# Impact of Property Owners on GR Waters



## Steelee (Aug 26, 2003)

New to this argument, to open everything up. When did extended GR waters happen? 

There are some heavy hitters owning property in some of those streams, including the Indian Club on the LM and Pere Marquette Rod and Gun Club. I would imagine some of these folks and others embrace and fund a move to have less fishermen on "their" river.

Are property owners a factor in keeping GR water?

Thanks


----------



## REG (Oct 25, 2002)

The extended gear regulations on trout streams took effect April 1, 2011.

Regarding owner groups, here is what I saw and is publicly verifiable. There was a representative from the Pere Marquette Watershed Council who spoke in favor of additional gear restricted water at the 1st NRC meeting, which if my memory serves me right was October 2010. Also, back around that time, a former PMWC officer was quoted in one of the papers that one reason they wanted to push bait fishermen out is "they tend to be slobs". 

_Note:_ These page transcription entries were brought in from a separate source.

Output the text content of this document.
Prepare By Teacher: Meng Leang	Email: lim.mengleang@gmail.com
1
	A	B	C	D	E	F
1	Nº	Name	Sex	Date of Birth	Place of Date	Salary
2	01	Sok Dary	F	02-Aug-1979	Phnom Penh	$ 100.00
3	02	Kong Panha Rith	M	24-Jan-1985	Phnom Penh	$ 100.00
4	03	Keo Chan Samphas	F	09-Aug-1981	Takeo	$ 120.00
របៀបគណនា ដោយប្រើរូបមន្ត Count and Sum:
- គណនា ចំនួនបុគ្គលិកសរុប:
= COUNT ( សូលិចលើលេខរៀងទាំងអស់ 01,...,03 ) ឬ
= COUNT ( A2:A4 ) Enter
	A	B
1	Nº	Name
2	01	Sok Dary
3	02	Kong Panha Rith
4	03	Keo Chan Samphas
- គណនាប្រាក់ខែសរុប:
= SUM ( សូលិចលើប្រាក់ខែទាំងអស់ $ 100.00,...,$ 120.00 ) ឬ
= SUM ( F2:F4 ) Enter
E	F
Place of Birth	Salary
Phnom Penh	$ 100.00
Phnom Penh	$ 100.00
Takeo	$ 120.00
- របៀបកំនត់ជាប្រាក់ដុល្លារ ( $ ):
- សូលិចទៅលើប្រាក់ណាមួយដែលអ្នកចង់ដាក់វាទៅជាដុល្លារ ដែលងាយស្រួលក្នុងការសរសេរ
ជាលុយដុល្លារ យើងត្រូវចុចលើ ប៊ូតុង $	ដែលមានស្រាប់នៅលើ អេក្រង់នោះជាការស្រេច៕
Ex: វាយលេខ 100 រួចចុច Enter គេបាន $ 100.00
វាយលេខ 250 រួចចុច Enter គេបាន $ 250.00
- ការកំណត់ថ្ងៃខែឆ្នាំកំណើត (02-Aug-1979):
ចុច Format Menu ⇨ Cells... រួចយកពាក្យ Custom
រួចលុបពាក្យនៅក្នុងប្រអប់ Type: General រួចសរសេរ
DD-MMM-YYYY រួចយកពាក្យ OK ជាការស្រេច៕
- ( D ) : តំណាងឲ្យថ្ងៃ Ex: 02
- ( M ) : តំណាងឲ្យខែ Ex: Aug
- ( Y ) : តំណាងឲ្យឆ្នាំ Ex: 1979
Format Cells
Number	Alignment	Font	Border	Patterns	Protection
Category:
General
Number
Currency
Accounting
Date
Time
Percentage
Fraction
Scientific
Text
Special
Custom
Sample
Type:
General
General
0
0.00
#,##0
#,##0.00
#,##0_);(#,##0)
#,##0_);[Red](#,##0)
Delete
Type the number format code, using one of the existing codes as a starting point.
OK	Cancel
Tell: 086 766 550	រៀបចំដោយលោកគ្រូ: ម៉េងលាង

FWIW, let's recap what went down specifically with the PM in 2010 for those who may not know what happened at that time. Pursuant to Fisheries Order 213, http://michigan.gov/documents/dnr/FO_213.10_317505_7.pdf, the DNR, in concert with the Coldwater Steering Committee, opened up to public recommendations for additional gear restricted waters. The original draft of proposed gear restricted rivers put forth for public comment, which was released sometime around January of 2010 and approved by the Cold Water Committee recommended no changes in the regulations on the PM.

After a set time frame for public comment via email which went through Feb 2010, recommendations from the public were compiled and a second draft of proposed gear restricted rivers was published for public view sometime around May 2010. Again, no changes to the regulation structure on the PM was recommended. http://www.glfsa.org/science/Review-Michigan-Trout-Streams-for-Gear-Regulations_322301_7.pdf

Next, there was a series of town hall meetings sponsored by the DNR, which mostly took place in June 2010. I attended one of the last meetings, held in St. Joe at the end of June. I only mentioned one of the last meetings as by that time, a lion's share of public comment had already been received at other meetings, with a lion's share of comments on the PM were already recorded, especially from the Bitely and Cadillac meetings. At that time, I and others in attendance at that meeting were told by the now Fisheries Chief was that*no changes in the regulations on the PM * were recommended. Just my observation, but to this day I still believe he was being totally truthful at that time. 

So everything is pretty straightforward, right?

Well, fast forward to sometime around August 2010. A respected member on this forum (Splitshot), had picked up on some information that the Pere Marquette somehow was to get additional gear restricted water. The details at that time were not exactly known, but the impression was this additional and surprise gear restrictions for the PM potentially could extend down to Walhalla.

Shortly after this, to verify this for my clarification, I placed a call to the DNR Fisheries Adminstration office. At this time, I was told, that they were recommending the flys only water be extended from Gleason's Landing down to Bowman's Bridge. http://www.glfsa.org/science/GearRestrictedWatersReview_332448_7.pdf This took me by surprise as the second draft published after the email public comment period recommended no changes, and the verification and others received face to face at the town hall meeting.

Another period for emailed comments (voting) was then opened up prior to the NRC meetings. During this second email comment period, a few shops started petitions against the additional gear regulations now being proposed for the PM, however, the DNR disqualified these petitions as unverifiable. After the second email comment period was closed, the matter went before the NRC board. The NRC heard public comment at the meetings for the next three monthly meetings on additional gear restricted rivers through December 2010 before making a recommendation to the DNR Director. As stated, new regulations recommended took effect April 1, 2011.


----------



## swampbuck (Dec 23, 2004)

The law just passed giving the NRC control of fishery's. Is the regulation you mention enforcable?


----------